Academics are not so sure about this. 

Shushma Malik, a Cambridge university classics professor, told the BBC: “The words Dio uses are not a direct quote from Elagabalus, and at the time of writing the emperor would have been in his early teenage years. There are many examples in Roman literature of times where effeminate language and words were used as a way of criticising or weakening a political figure. References to Elagabalus wearing makeup, wigs and removing body hair may have been written in order to undermine the unpopular emperor.”

Then there is the fact that Dio served the emperor Severus Alexander, who ruled directly after Elagabalus. Dio’s reports stress the slain emperor’s deviant behaviour as justification for his assassination. 
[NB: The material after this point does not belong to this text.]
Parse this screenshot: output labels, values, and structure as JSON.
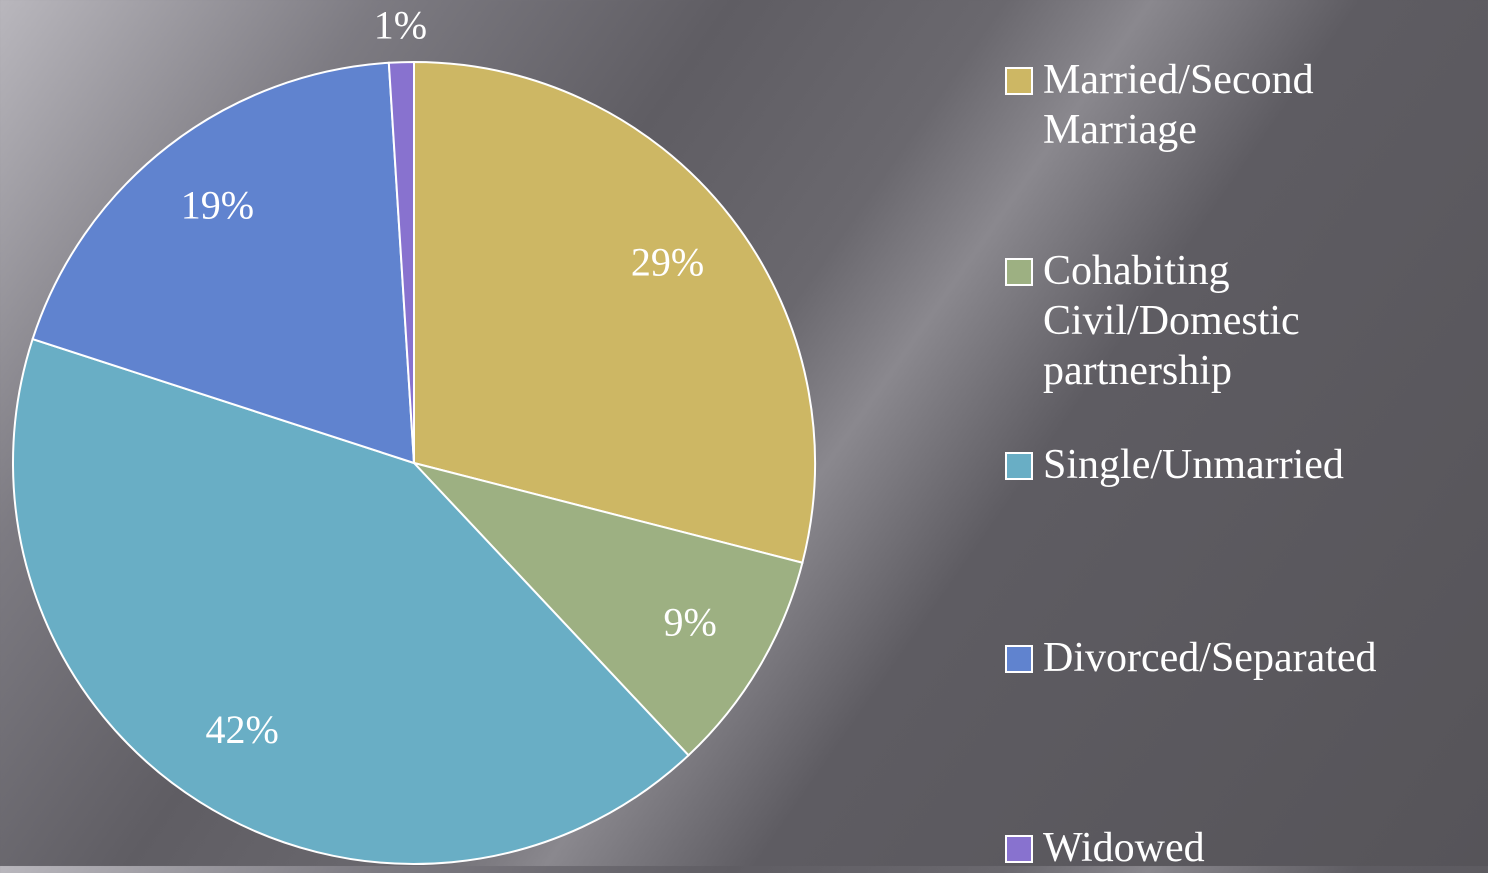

Historians have said feminine behaviour would have been a dishonour to men in Rome, and suggested that accounts of Elagabalus’ life are replete with the most vile accusations that could be levelled at a Roman because they are character assassinations. As another Cambridge professor, Andrew Wallace-Hadrill, told the Telegraph: “The Romans didn’t have our idea of ‘trans’ as a category, but they used accusations of sexual behaviour ‘as a woman’ as one of the worst insults against men.” He added that, as Elagabalus was Syrian and not Roman, “there’s racial prejudice going on there too”.

Critics have also pointed out that the rationale for portraying Elagabalus as transgender is clearly to suggest that issues of gender identity are not new. This, it is argued, risks normalising the more extreme wing of the trans movement on the grounds that all this really is the stuff of history. Even so, I fear it’s going to be a while before we start seeing the likes of Elagabalus in the chronicles of that indomitable Gaul, Asterix.